Ladies Mantle is in the Rosaceae (relative of Rose and Hawthorn) and is an astringent, anti-haemorrhgaic and hemostatic containing glycosides, saponins and tannins.

This combination of constituents gives Ladies Mantle her unique ability to bring tone to the womb, and slow heavy bleeding - once upon a time, Ladies Mantle was also known for her ability to heal wounds.

I find Ladies Mantle especially useful in scenarios where heavy bleeding is associated with a lack of pelvic tone, like when cycles have been heavy or 'never well since' child-birth, miscarriage or abortion.

How to use:

Ladies Mantle leaves are used medicinally and harvested before flowering, while tender and green.

  • Tea: 2 tsp per cup boiled water, steep 10-15minutes and drink up to 3cups per day. Tea is quite pleasant and blends well with more flavourful herbs like mint or rose.

  • Tincture: (1:2) 1dropperful or 20drops in a little water or tea up to four times day.

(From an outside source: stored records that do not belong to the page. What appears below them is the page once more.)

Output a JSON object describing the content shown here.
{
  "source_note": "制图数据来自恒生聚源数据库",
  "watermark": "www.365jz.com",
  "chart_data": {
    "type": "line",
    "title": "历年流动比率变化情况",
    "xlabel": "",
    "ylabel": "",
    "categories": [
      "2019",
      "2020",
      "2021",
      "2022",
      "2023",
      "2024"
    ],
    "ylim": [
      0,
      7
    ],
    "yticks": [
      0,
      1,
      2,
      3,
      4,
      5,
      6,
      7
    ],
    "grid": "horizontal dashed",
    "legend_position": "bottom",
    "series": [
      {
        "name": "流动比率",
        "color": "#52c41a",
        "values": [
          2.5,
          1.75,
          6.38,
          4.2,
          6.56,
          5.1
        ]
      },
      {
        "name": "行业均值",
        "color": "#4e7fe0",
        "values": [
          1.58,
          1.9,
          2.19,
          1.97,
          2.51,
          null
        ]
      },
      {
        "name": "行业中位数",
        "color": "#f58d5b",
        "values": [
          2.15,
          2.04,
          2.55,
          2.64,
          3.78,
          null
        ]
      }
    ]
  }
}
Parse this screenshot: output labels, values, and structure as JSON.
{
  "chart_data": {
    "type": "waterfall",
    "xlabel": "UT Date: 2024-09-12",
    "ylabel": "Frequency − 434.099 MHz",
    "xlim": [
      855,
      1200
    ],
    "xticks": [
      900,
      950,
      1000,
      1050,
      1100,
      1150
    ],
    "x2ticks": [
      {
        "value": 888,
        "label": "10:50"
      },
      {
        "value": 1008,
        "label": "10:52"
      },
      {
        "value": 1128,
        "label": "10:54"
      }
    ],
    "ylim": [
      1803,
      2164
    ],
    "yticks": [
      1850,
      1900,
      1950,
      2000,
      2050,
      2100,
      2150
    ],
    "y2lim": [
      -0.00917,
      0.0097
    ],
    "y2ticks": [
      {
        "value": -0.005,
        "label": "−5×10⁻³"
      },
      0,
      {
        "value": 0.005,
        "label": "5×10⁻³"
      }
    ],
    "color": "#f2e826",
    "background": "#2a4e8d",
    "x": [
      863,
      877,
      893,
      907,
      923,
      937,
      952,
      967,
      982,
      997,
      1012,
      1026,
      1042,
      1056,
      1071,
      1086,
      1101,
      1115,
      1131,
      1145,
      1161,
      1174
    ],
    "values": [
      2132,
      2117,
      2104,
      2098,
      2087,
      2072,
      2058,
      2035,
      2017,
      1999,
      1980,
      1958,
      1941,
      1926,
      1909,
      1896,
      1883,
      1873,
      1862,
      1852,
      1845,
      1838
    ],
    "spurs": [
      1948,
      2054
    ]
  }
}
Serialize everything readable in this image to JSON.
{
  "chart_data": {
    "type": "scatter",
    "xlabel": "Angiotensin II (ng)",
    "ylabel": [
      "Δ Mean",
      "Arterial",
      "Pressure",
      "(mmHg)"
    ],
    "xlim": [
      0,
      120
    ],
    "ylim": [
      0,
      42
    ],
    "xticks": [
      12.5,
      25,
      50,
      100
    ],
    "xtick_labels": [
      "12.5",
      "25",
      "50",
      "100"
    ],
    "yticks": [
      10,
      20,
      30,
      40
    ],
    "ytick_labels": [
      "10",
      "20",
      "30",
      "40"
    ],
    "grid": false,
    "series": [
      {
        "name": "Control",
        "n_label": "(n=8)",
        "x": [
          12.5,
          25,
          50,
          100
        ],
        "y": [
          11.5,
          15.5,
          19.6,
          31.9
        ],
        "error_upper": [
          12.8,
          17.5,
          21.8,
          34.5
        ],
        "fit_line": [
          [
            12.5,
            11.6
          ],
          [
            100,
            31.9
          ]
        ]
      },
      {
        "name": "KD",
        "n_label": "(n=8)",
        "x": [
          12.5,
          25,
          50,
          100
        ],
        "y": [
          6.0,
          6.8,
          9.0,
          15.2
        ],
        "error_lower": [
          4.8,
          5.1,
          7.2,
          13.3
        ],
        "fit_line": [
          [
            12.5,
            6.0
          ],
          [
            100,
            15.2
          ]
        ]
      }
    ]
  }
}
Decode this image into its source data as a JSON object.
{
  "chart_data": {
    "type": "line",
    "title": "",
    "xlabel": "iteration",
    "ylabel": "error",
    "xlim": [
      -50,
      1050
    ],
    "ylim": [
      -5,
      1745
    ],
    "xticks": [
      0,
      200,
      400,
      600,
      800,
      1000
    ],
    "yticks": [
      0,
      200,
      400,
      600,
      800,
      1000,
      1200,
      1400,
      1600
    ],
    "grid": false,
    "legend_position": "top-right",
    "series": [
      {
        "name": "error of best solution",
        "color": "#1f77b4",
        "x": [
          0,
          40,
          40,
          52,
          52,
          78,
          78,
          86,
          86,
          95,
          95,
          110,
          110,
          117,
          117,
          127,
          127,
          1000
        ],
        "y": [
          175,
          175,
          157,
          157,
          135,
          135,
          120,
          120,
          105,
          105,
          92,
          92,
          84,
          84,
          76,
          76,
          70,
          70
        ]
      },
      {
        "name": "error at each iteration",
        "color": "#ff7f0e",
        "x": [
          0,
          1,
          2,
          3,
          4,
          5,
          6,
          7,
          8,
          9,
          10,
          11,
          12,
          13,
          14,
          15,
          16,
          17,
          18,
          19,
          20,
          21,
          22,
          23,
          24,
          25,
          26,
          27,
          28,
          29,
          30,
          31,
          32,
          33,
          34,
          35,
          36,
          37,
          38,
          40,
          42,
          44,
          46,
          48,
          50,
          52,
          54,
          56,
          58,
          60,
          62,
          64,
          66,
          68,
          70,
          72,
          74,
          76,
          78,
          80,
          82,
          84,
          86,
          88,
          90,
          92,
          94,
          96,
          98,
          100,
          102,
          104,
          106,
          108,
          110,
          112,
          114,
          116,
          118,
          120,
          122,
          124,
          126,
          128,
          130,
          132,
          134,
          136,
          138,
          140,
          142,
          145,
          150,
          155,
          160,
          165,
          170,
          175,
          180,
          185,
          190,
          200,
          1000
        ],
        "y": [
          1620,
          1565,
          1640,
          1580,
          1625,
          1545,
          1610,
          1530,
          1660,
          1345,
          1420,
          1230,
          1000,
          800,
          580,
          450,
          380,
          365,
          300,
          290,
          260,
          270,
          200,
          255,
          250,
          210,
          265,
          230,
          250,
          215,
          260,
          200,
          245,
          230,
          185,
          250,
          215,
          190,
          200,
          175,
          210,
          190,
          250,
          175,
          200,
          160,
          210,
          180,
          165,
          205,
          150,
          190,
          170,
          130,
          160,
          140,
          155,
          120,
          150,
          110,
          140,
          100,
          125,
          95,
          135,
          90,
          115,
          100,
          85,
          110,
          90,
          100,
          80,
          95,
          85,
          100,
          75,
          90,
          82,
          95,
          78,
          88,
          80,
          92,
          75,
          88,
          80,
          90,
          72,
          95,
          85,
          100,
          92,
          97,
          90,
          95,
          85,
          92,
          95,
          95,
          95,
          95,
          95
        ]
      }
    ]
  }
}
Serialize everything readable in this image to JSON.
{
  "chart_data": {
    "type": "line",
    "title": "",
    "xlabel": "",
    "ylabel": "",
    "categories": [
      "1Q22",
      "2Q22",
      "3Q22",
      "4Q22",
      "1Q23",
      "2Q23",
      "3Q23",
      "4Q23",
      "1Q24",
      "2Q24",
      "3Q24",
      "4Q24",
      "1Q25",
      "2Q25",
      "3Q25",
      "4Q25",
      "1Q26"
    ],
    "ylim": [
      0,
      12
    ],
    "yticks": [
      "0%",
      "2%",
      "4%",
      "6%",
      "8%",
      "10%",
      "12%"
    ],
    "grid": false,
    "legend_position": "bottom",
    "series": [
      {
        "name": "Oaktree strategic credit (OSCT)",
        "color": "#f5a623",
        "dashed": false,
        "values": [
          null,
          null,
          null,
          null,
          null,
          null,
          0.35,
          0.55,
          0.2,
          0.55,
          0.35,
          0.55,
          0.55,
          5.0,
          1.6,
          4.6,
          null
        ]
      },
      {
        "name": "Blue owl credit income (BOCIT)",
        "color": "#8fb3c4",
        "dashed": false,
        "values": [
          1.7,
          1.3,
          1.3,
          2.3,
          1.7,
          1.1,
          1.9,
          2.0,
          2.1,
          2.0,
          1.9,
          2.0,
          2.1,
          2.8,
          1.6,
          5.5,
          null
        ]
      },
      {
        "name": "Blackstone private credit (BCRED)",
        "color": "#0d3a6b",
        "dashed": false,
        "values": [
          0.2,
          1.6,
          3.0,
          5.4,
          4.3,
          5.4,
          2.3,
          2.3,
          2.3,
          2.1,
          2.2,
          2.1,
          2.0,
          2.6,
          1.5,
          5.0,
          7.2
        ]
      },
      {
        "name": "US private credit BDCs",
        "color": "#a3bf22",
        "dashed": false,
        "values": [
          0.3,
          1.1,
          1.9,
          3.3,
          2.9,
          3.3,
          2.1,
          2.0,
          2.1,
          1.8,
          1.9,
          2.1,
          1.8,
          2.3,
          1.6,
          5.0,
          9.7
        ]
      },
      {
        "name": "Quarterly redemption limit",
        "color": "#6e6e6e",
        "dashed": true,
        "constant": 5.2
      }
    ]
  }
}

Not recommended: Though not usually contra-indicated in pregnancy, I stray away from using reproductively-acting herbs during pregnancy unless there is a good reason and you're working with a herbalist who can support your process. So I would caution the use of Ladies Mantle in pregnancy.

3. Cinnamon - Cinnamomum Zeylandicum

Spicy, warming Cinnamon! It may seem like a strange period-ally but Cinnamon is a powerful herb, relatively common kitchen friend and tasty friend making it a great choice to add to blends and tea.

Cinnamon belongs to the Lauraceae and is a warming astringent, a carminative and an anti-microbial containing many constituents including volatile oils, tannins, sesquiterpenes, pro-anthocyanidins, mucilage, starch, and sugars.

I've used Cinnamon to help support diarrhoea, where it's astringent action helps to brings tone back to the bowel. It's this same warming-astringency action that helps to slow the flow of blood during your period.

Since Cinnamon is more of a general astringent and has such a wonderful affinity for digestion, I don't tend to use it by itself for heavy periods.

When combined with a uterine-tonic like Ladies Mantle it then has direction in the body and knows where to go.